Bozmaya uyan Mahkemenin ilam başlığında tarih ve sayısı belirtilen kararıyla; davanın kabulü ile, eksik ifa ve gizli ayıp nedeni ile 39.600,00 TL'nin 10.000,00 TL'sinin dava, geriye kalanının ıslah tarihinden itibaren işleyecek mevduata uygulanan en yüksek banka mevduat faizi ile birlikte davalıdan tahsiline karar verilmiş; karara karşı, süresi içinde davalı vekili temyiz isteminde bulunmuştur.

V. TEMYİZ

A. Temyiz Sebepleri

Davalı vekili; bozma gerekçelerinin yerine getirilmediğini, gizli ve açık ayıp, eksik ifa hususlarının değerlendirilmediğini, müvekkil şirketin arsa sahibi olduğunu, hiçbir sözleşmede taraf olmadığını ve metrekare bazında taahhütte bulunmadığını, bilirkişi ücreti yatırılmadığından nihai raporun alınamadığını, ara karardan rücu olmadığı halde davanın kabulüne karar verildiğini, davaya konu dairenin metrekare belirtilerek taahhüt edilmediğini, davacı tarafından dosyaya herhangi bir sözleşme sunulmadığını, müvekkilin bu hususta yazılı bir kabulünün de bulunmadığını, arsa maliki olan müvekkil şirket mevcut hali ile tapuda devrini sağladığını, davacı ile müteaahhit firma arasında taahhüt varsa davanın ona yöneltilmesi gerektiğini, müvekkil şirketin sorumluluğunun bulunmadığını, faizin de yasal olmadığını, eksik ifanın neden kaynaklandığının araştırılmadığını, davacı daireyi satıp devrettiğini, Yargıtay kararları ile müvekkile husumet düşmeyeceğinin kesinleştiğini savunarak, kararın bozulmasını istemiştir.

B. Değerlendirme ve Gerekçe

Uyuşmazlık, davalıdan satın alınan taşınmazdaki metrekare eksikliği ve ayıplı imalatlara dair alacak istemine ilişkindir.

1.Temyiz olunan kararın uyulan bozma ilamında belirtilen hukuki esaslar gereğince verildiği, bozmanın kapsamı dışında kalarak kesinleşmiş olan yönlere ilişkin ileri sürülen temyiz sebeplerinin incelenmesinin artık mümkün bulunmadığı anlaşılmakla, davalı vekilinin sair temyiz itirazları yerinde görülmemiştir.

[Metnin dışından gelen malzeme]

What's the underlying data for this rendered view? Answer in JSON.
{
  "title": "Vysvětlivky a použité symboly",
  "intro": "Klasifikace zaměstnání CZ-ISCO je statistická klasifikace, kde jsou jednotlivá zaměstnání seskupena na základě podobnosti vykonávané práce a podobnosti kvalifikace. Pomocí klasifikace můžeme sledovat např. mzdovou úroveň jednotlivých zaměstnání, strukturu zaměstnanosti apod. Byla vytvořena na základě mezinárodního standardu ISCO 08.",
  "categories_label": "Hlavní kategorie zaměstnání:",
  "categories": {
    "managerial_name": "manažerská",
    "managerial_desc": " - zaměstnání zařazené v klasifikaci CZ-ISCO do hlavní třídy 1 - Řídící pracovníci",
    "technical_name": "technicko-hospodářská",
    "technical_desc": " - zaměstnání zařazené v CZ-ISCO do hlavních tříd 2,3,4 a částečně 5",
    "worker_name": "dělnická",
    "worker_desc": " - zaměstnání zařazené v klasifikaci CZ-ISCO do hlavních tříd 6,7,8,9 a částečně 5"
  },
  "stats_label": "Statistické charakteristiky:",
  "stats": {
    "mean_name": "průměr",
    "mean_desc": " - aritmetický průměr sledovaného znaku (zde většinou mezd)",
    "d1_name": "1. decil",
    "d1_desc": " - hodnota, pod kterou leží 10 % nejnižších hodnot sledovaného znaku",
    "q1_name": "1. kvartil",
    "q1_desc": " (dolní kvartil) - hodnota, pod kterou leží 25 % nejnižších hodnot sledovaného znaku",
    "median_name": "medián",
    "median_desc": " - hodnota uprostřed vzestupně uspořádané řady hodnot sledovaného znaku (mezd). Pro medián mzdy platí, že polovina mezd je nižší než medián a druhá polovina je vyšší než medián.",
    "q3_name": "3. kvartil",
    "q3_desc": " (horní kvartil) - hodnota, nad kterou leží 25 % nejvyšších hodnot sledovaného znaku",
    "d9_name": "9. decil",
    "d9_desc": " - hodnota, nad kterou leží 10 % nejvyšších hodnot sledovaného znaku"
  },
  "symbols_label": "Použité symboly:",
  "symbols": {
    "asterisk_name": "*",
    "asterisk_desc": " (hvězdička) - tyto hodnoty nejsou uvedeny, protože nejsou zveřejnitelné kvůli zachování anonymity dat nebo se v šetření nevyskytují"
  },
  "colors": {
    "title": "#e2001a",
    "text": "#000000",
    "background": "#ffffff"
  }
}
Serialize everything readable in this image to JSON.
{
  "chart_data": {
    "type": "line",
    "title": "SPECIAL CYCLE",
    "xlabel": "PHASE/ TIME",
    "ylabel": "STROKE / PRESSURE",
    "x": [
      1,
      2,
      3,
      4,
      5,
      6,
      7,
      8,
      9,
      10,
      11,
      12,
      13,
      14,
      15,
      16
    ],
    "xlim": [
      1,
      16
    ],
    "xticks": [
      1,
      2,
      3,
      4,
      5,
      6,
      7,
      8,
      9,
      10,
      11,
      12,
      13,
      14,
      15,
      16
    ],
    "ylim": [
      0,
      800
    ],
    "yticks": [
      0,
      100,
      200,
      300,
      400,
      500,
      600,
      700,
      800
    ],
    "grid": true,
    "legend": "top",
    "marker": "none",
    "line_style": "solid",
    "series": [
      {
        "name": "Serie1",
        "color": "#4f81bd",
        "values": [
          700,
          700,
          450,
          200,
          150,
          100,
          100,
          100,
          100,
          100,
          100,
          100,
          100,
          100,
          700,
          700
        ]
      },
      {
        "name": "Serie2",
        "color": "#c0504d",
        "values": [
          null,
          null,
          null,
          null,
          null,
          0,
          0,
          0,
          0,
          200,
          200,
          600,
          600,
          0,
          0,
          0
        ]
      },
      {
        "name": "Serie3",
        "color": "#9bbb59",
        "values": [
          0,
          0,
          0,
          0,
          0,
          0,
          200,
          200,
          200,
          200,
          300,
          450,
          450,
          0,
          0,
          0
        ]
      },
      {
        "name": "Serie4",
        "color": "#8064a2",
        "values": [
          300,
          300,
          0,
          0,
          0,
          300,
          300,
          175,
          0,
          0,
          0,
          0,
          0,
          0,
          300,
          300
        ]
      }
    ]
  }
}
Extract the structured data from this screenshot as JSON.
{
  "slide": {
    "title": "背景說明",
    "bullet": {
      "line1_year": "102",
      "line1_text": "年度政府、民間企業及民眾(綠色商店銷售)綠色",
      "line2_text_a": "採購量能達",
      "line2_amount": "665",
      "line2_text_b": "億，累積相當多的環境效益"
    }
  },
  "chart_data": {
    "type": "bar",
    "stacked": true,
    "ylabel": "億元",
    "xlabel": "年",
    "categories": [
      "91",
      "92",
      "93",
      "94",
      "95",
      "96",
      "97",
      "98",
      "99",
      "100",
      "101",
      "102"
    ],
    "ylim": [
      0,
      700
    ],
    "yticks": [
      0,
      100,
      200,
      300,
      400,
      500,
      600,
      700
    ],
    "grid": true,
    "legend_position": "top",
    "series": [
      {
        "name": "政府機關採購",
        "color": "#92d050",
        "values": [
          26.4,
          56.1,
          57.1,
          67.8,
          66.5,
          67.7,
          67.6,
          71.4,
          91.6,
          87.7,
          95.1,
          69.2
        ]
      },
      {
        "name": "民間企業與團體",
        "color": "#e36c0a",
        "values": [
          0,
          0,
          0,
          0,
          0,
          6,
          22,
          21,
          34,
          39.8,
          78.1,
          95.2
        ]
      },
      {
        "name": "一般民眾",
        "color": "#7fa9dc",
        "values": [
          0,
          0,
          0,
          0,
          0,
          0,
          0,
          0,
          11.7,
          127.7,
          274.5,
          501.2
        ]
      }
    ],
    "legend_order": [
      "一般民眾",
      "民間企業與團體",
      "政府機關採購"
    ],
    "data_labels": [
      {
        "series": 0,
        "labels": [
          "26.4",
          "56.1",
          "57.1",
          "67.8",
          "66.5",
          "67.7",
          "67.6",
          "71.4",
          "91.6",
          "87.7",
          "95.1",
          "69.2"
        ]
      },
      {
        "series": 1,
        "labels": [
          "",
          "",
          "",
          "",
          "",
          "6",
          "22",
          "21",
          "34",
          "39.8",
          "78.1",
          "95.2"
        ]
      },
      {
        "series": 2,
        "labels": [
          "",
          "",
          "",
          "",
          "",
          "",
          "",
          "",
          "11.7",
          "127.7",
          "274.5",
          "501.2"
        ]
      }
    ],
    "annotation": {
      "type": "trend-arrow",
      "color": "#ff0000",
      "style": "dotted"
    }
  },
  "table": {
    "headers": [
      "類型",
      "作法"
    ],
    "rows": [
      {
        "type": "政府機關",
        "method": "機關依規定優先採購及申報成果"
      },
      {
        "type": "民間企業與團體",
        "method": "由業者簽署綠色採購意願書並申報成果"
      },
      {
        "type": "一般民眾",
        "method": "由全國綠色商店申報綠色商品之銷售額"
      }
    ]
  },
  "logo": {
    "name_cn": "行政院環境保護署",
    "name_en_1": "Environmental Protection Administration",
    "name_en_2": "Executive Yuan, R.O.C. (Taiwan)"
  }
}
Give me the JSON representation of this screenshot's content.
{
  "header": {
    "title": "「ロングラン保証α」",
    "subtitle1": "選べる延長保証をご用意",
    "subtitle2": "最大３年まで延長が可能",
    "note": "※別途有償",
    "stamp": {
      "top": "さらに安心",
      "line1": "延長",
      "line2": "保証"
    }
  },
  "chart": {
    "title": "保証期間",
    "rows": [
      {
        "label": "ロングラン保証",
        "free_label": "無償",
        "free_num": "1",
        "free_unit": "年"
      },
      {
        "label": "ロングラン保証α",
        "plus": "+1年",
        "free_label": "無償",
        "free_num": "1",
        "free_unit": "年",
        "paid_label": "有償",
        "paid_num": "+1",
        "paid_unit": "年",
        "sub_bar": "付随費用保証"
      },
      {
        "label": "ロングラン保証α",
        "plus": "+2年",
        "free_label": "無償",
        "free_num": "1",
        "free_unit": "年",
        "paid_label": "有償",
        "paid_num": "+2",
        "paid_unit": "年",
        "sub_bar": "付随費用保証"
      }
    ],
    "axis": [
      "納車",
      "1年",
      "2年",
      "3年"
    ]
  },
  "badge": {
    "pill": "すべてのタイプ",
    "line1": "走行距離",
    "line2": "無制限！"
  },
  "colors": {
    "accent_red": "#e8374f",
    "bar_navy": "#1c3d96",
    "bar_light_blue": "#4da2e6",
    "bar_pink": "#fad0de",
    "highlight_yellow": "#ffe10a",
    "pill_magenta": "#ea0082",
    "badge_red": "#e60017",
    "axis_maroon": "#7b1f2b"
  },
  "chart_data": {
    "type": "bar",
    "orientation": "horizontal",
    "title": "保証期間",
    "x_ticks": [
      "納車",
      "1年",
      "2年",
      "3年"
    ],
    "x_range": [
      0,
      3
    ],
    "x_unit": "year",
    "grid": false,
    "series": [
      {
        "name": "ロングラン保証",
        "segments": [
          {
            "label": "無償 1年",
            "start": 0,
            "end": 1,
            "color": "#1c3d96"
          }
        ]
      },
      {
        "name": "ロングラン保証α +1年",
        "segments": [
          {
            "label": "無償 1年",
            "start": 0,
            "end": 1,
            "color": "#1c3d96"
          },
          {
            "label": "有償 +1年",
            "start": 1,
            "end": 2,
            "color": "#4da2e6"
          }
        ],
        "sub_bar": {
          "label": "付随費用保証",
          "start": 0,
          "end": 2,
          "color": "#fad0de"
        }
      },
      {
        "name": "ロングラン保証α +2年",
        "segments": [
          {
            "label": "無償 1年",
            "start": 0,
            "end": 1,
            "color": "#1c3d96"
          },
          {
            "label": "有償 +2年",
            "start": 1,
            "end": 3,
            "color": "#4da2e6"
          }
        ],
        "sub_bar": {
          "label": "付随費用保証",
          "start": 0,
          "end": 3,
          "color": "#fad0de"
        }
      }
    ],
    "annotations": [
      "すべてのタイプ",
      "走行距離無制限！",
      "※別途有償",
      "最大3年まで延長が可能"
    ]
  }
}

2.Dairemizin 22.03.2022 tarihli bozma ilamında; bilirkişi heyetince gizli ayıp olarak nitelendirilen imalatlar yönünden ayıp ihbarının süresinde yapılıp yapılmadığı hususunda ek rapor alınması gerektiği ve metrekare eksikliğinin açık ayıp niteliğinde olup malın teslim tarihinden itibaren 30 gün içinde davalıya ayıp ihbarında bulunup bulunmadığının tespiti yönünde kararın bozulduğu, Mahkemece bozmaya uyularak 14.11.2022 tarihinde ek rapor alındığı, ek raporda davacının açık ayıplar yönünden 30 günlük süre içinde davalı tarafa ihbarda bulunulmadığı, gizli ayıpların kış/yağış nedeniyle ve daire/bina kullanıldıkça ortaya çıkan ayıplar olduğu ve süresinde ihbarda bulunulduğu belirtildiği halde Mahkemece taşınmazın metrekare eksikliğinin eksik ifa olarak değerlendirilip süresinde ihbarda bulunulduğu kabul edilerek karar verilmesi doğru görülmemiştir.

3.Bu durumda, Mahkemece 22.03.2022 tarihli bozma ilamı doğrultusunda inceleme yapılarak varılacak sonuç çerçevesinde bir karar verilmesi gerekirken; bozma ilamı gerekleri yerine getirilmeden karar verilmiş olması doğru görülmemiş, bozmayı gerektirmiştir.

VI. KARAR

Açıklanan sebeplerle,

1. Davalı vekilinin sair temyiz itirazlarının reddine,

2. Temyiz olunan Mahkeme kararının 6100 sayılı Hukuk Muhakemeleri Kanunu'nun Geçici 3 üncü maddesi atfıyla 1086 sayılı Hukuk Usulü Muhakemeleri Kanunu'nun (1086 sayılı Kanun) 428 maddesi gereğince davalı yararına BOZULMASINA,

Peşin alınan temyiz harcının istek halinde temyiz eden davalıya iadesine,

1086 sayılı Kanun'un 440 ıncı maddesi gereğince karar düzeltme yolu kapalı olmak üzere,

23.01.2025 tarihinde oy birliğiyle karar verildi.